Premier Mateusz Morawiecki i wicepremier Jarosław Kaczyński dotarli do Kijowa. Szef polskiego rządu opublikował zdjęcia w sieci. O komentarz pokusił się Łukasz Warzecha. Publicysta zwrócił uwagę na jeden szczegół…
Premier Mateusz Morawiecki, wicepremier Jarosław Kaczyński wraz z premierem Czech Petrem Fialą oraz premierem Słowenii Janezem Janszą udali się do stolicy Ukrainy, jako reprezentanci Rady Europy, aby wesprzeć kraj w walce z Rosją.
– To trzeba sobie uczciwie powiedzieć, że ta wizyta nie jest bezpieczną delegacją, zwykłą delegacją, z jakimi zwykle politycy mają do czynienia – podkreślił szef KPRM Michał Dworczyk w „Gościu Wydarzeń” Polsat News.
– Na naszych oczach dzieje się historia, wykuwa się przyszłość Europy, a być może i świata. I właśnie w takich chwilach są sytuacje, w których bezpieczeństwo własne należy odłożyć na drugi plan i właśnie pięknym dowodem takiej postawy jest postawa premierów, którzy biorą udział w tej delegacji – zauważył.
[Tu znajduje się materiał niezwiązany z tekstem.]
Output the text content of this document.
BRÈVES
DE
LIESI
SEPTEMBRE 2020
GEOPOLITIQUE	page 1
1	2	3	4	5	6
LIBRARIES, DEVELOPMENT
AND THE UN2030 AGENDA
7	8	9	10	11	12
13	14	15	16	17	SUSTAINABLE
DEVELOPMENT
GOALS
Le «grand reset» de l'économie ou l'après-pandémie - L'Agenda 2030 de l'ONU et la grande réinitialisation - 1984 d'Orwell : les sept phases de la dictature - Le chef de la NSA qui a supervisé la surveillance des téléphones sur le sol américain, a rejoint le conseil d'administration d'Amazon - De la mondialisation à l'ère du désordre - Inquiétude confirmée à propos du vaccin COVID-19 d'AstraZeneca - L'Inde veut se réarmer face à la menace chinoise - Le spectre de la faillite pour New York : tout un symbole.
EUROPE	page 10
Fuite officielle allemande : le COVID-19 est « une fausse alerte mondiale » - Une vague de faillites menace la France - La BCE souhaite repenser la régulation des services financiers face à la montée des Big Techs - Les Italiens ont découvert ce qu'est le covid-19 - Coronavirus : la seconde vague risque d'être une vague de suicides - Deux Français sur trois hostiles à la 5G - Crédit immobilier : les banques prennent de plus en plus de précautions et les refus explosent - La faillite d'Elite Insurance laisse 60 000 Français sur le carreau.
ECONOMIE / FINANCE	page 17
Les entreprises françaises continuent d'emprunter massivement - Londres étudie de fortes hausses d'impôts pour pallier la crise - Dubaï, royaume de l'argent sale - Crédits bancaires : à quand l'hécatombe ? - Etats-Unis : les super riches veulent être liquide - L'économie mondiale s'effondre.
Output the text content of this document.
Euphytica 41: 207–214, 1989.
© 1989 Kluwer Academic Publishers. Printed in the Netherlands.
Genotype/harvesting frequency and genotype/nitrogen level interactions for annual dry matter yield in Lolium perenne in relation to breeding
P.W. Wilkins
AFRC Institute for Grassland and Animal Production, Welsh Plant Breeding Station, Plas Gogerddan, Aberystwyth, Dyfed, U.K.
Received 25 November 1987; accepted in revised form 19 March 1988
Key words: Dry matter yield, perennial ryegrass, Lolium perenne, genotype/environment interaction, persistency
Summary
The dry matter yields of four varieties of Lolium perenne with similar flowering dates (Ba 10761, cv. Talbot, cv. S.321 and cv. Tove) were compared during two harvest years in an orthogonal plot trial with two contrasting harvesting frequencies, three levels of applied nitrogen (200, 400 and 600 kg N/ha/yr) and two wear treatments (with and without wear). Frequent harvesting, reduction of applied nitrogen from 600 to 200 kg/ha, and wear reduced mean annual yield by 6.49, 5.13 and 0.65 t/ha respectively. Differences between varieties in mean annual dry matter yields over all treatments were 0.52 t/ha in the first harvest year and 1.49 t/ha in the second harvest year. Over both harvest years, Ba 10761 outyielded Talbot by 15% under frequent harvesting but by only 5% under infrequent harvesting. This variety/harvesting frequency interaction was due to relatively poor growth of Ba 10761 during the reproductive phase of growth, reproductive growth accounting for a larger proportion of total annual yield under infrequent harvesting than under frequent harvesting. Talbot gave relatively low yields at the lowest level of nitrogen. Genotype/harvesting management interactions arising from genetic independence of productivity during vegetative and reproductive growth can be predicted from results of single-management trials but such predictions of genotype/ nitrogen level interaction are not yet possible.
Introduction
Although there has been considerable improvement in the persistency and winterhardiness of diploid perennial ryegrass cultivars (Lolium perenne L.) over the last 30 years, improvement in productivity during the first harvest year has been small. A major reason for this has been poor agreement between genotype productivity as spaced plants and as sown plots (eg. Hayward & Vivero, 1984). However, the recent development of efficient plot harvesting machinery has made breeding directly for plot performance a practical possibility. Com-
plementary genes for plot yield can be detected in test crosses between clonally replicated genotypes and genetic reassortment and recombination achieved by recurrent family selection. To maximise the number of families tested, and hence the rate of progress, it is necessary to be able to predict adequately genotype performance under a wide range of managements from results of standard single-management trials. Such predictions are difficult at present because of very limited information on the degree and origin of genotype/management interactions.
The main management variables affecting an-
Pierwsze zdjęcia z wizyty opublikował już premier Morawiecki. – Ta wojna to wynik działań okrutnego tyrana, który atakuje bezbronnych cywili, bombarduje miasta i szpitale na Ukrainie! W jej wyniku świat stracił poczucie bezpieczeństwa, a niewinni ludzie giną i tracą dorobek całego życia – ogłosił szef rządu.
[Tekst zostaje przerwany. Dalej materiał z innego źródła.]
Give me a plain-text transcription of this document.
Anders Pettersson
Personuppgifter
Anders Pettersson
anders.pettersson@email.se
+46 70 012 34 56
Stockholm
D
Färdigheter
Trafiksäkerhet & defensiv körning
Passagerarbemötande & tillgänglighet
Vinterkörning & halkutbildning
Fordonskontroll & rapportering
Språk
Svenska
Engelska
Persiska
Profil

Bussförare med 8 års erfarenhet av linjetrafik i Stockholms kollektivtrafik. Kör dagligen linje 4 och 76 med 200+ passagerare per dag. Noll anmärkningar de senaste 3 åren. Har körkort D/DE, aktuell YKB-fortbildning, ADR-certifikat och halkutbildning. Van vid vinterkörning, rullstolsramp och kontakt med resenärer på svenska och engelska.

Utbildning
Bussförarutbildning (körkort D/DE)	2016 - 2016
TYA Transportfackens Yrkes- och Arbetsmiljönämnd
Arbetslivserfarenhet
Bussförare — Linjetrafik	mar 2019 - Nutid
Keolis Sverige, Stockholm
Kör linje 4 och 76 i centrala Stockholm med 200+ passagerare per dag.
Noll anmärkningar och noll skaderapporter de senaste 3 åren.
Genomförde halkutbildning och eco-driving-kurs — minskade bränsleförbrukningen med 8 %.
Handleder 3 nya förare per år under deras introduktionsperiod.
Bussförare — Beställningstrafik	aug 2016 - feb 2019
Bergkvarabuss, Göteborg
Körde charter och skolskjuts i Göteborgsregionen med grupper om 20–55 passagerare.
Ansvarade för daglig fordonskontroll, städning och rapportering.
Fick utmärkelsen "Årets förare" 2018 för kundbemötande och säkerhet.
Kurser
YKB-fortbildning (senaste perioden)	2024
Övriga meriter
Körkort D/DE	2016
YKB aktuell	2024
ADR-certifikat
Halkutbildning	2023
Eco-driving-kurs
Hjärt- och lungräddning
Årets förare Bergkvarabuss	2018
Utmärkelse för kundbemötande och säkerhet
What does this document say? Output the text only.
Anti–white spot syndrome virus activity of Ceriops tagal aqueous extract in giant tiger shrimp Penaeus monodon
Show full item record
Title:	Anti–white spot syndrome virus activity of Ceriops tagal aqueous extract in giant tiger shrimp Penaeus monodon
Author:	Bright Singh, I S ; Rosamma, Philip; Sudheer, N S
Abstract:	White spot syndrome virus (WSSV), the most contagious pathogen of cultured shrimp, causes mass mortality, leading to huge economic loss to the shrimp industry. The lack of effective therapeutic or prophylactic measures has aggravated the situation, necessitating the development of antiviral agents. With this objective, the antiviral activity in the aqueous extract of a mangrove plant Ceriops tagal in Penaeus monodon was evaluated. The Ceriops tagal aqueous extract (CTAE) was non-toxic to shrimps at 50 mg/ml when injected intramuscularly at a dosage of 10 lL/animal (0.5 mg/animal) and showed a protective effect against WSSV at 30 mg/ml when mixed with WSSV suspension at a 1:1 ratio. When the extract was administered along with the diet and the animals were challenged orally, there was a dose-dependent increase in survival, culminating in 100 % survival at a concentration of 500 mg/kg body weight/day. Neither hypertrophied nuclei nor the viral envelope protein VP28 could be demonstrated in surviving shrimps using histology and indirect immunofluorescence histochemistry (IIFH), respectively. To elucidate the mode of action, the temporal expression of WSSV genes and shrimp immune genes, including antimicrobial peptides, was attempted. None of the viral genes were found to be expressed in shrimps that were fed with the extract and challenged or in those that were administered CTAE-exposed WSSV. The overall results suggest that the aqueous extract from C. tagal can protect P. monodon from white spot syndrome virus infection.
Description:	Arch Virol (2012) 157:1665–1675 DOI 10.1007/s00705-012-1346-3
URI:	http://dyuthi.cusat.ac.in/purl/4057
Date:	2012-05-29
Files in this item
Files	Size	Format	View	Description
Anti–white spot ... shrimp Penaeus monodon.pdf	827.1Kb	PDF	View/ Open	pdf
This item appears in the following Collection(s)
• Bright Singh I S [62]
Zdjęcia Kaczyńskiego i Morawieckiego z Kijowa. Publicysta: Co za hipokryzja
Fotografie cieszą się ogromną popularnością w sieci. Zauważył je m.in. Łukasz Warzecha, który pokusił się o krótki komentarz. – Potencjał memiczny widzę ogromny – stwierdził.
Publicysta zwrócił uwagę na jeden szczegół. – Okazuje się, że w wielkiej sali w Sejmie trzeba mieć maseczkę i wykluczać z obrad tych, którzy jej nie mają, ale tutaj, na malutkiej przestrzeni, już nie. Co za hipokryzja – podsumował.